Il marinaio è salpato per le Americhe qualche settimana fa e la divagatrice che è maledettamente affascinata dalle americanate lo tempesta di richieste. Vi ricordate i suggerimenti per i regali di Natale geek? Ecco, là hanno cose che noi italiani non possiamo nemmeno immaginare.
No, niente navi da combattimento al largo dei bastioni di Orione, né raggi B vicino alle porte di Tannhäuser, ma meraviglie di ogni genere, soprattutto culinario. Da qui a Natale daremo di nuovo un po’ di consigli per gli acquisti, ma essendo oggi il Thanksgiving iniziamo con il tacchino.
Tutti abbiamo l’immagine delle famiglie da telefilm, chessò i Bradford o i Robinson, con sedici figli nonni, bisnonni e amici soli o bisognosi, che si riuniscono tutti attorno al tacchino preparato dalla mamma e dalle nonne.
Ora, pare che quell’immagine lì non sia poi così reale e diffusa. Wired pubblica oggi un articolo sulla lavorazione dei cibi tipici del Ringraziamento e il marinaio sarà felice di sapere che oggi mangerà tacchino al paraflu e essenza di patate al forno.
Sì, perchè il tacchino fresco è praticamente introvabile nelle città. Lo si trova congelato e poi, al limite, scongelato e il processo di congelamento è molto simmile a quello che la divagatrice usava in laboratorio con le cellule o i tessuti: raffreddamento lento in un “freezer per tacchini” in presenza di un anticongelante… sì, tipo quello che si mette nelle automobili d’inverno.
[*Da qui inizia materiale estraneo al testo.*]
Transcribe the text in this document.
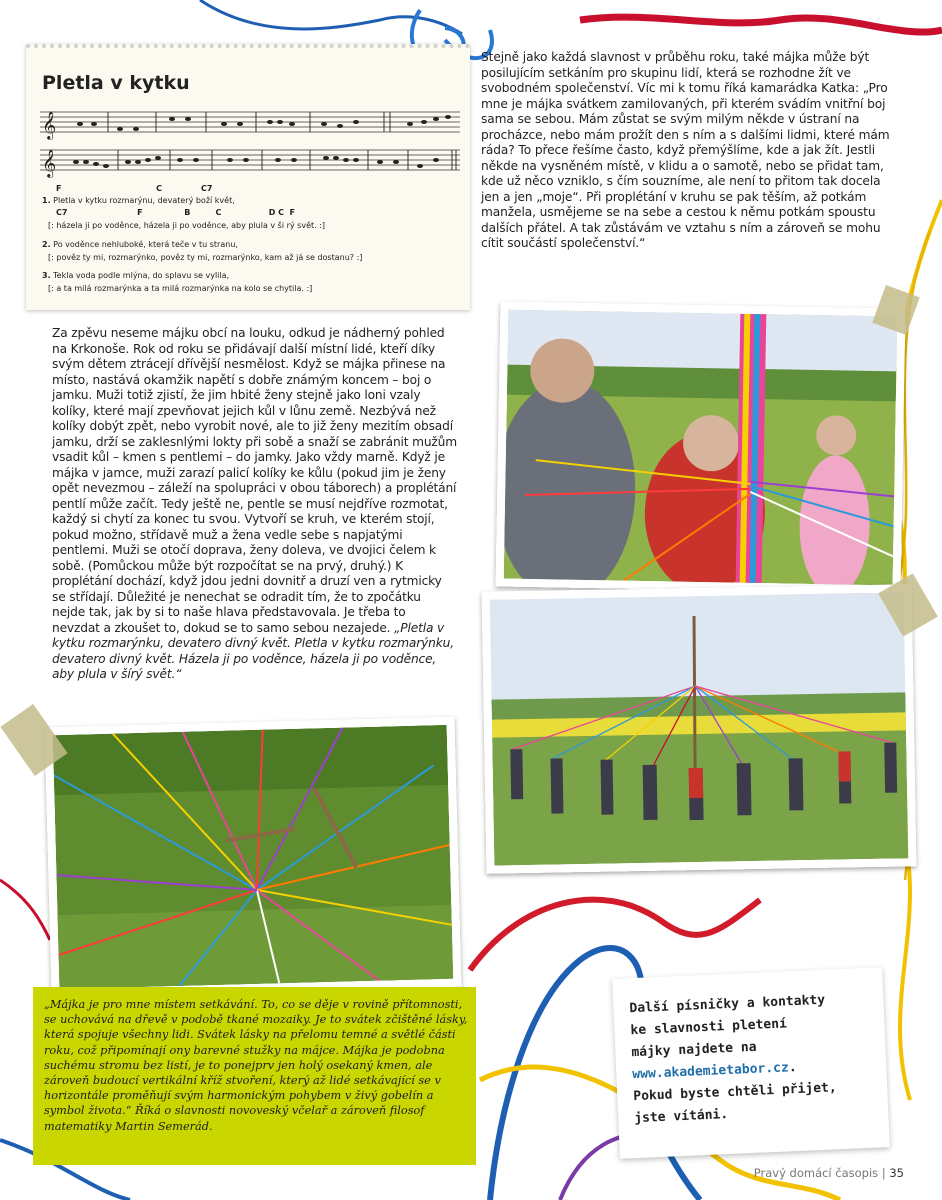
Pletla v kytku
𝄞
𝄞
F                                  C              C7
1. Pletla v kytku rozmarýnu, devaterý boží květ,
C7                         F               B         C                 D C  F
[: házela ji po voděnce, házela ji po voděnce, aby plula v ši rý svět. :]
2. Po voděnce nehluboké, která teče v tu stranu,
[: pověz ty mi, rozmarýnko, pověz ty mi, rozmarýnko, kam až já se dostanu? :]
3. Tekla voda podle mlýna, do splavu se vylila,
[: a ta milá rozmarýnka a ta milá rozmarýnka na kolo se chytila. :]
Stejně jako každá slavnost v průběhu roku, také májka může být posilujícím setkáním pro skupinu lidí, která se rozhodne žít ve svobodném společenství. Víc mi k tomu říká kamarádka Katka: „Pro mne je májka svátkem zamilovaných, při kterém svádím vnitřní boj sama se sebou. Mám zůstat se svým milým někde v ústraní na procházce, nebo mám prožít den s ním a s dalšími lidmi, které mám ráda? To přece řešíme často, když přemýšlíme, kde a jak žít. Jestli někde na vysněném místě, v klidu a o samotě, nebo se přidat tam, kde už něco vzniklo, s čím souzníme, ale není to přitom tak docela jen a jen „moje“. Při proplétání v kruhu se pak těším, až potkám manžela, usmějeme se na sebe a cestou k němu potkám spoustu dalších přátel. A tak zůstávám ve vztahu s ním a zároveň se mohu cítit součástí společenství.“
Za zpěvu neseme májku obcí na louku, odkud je nádherný pohled na Krkonoše. Rok od roku se přidávají další místní lidé, kteří díky svým dětem ztrácejí dřívější nesmělost. Když se májka přinese na místo, nastává okamžik napětí s dobře známým koncem – boj o jamku. Muži totiž zjistí, že jim hbité ženy stejně jako loni vzaly kolíky, které mají zpevňovat jejich kůl v lůnu země. Nezbývá než kolíky dobýt zpět, nebo vyrobit nové, ale to již ženy mezitím obsadí jamku, drží se zaklesnlými lokty při sobě a snaží se zabránit mužům vsadit kůl – kmen s pentlemi – do jamky. Jako vždy marně. Když je májka v jamce, muži zarazí palicí kolíky ke kůlu (pokud jim je ženy opět nevezmou – záleží na spolupráci v obou táborech) a proplétání pentlí může začít. Tedy ještě ne, pentle se musí nejdříve rozmotat, každý si chytí za konec tu svou. Vytvoří se kruh, ve kterém stojí, pokud možno, střídavě muž a žena vedle sebe s napjatými pentlemi. Muži se otočí doprava, ženy doleva, ve dvojici čelem k sobě. (Pomůckou může být rozpočítat se na prvý, druhý.) K proplétání dochází, když jdou jedni dovnitř a druzí ven a rytmicky se střídají. Důležité je nenechat se odradit tím, že to zpočátku nejde tak, jak by si to naše hlava představovala. Je třeba to nevzdat a zkoušet to, dokud se to samo sebou nezajede. „Pletla v kytku rozmarýnku, devatero divný květ. Pletla v kytku rozmarýnku, devatero divný květ. Házela ji po voděnce, házela ji po voděnce, aby plula v šírý svět.“
„Májka je pro mne místem setkávání. To, co se děje v rovině přítomnosti, se uchovává na dřevě v podobě tkané mozaiky. Je to svátek zčištěné lásky, která spojuje všechny lidi. Svátek lásky na přelomu temné a světlé části roku, což připomínají ony barevné stužky na májce. Májka je podobna suchému stromu bez listí, je to ponejprv jen holý osekaný kmen, ale zároveň budoucí vertikální kříž stvoření, který až lidé setkávající se v horizontále proměňují svým harmonickým pohybem v živý gobelín a symbol života.“ Říká o slavnosti novoveský včelař a zároveň filosof matematiky Martin Semerád.
Další písničky a kontakty
ke slavnosti pletení
májky najdete na
www.akademietabor.cz.
Pokud byste chtěli přijet,
jste vítáni.
Pravý domácí časopis | 35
L’anticongelante ha il ruolo di evitare che si formino cristalli di ghiaccio che danneggerebbero le cellule una volta scongelate o, nel caso del tacchino, andrebbero ad alterarne le proprietà organolettiche.
L’altra meraviglia è quella delle patate. Tutti conosciamo, direttamente o indirettamente, il purè di patate in busta. Nell’articolo potete leggere come si ottengono i fiocchi disidratati che poi in soli 5 minuti formano un purè “praticamente identico” a quello fatto in casa. Ma la cosa che ha lasciato la divagatrice a bocca aperta è il processo di produzione delle baked potatos, quelle cotte al forno con la buccia.
Normalmente uno cosa fa? Prende una patata, la lava e poi la mette in forno per un tempo che dipende dalle dimensioni della patata. Si possono apportare modifiche personali al processo (ad esempio la divagatrice le avvolge nell’alluminio e le fa al cartoccio), ma appunto il procedimento di base è lo stesso.
Ma le baked potatoes che sono vendute precotte non sono fatte così. Si prende una patata, la si smonta, i vari pezzi vengono processati singolarmente e dopo la si rimonta. Ad esempio, la buccia, viene cotta da sola nel forno, e poi i vari pezzi vengono mescolati assieme a acqua, fecola e pasta di patate per creare una sorta di buccia-pellicola che verrà usata per avvolgere l’interno. E l’interno non è una patata sbucciata, ma un agglomerato di fiocchi disidratati e reidratati.
Insomma, sa di patata al forno, sembra a tutti gli effetti una patata al forno, ma non è una patata al forno, anche se poi di fatto lo è… l’essenza stessa della patata al forno. Meraviglia.
Happy Thanksgiving e alla prossima, prima che quei momenti vengano perduti nel tempo… come lacrime nella pioggia.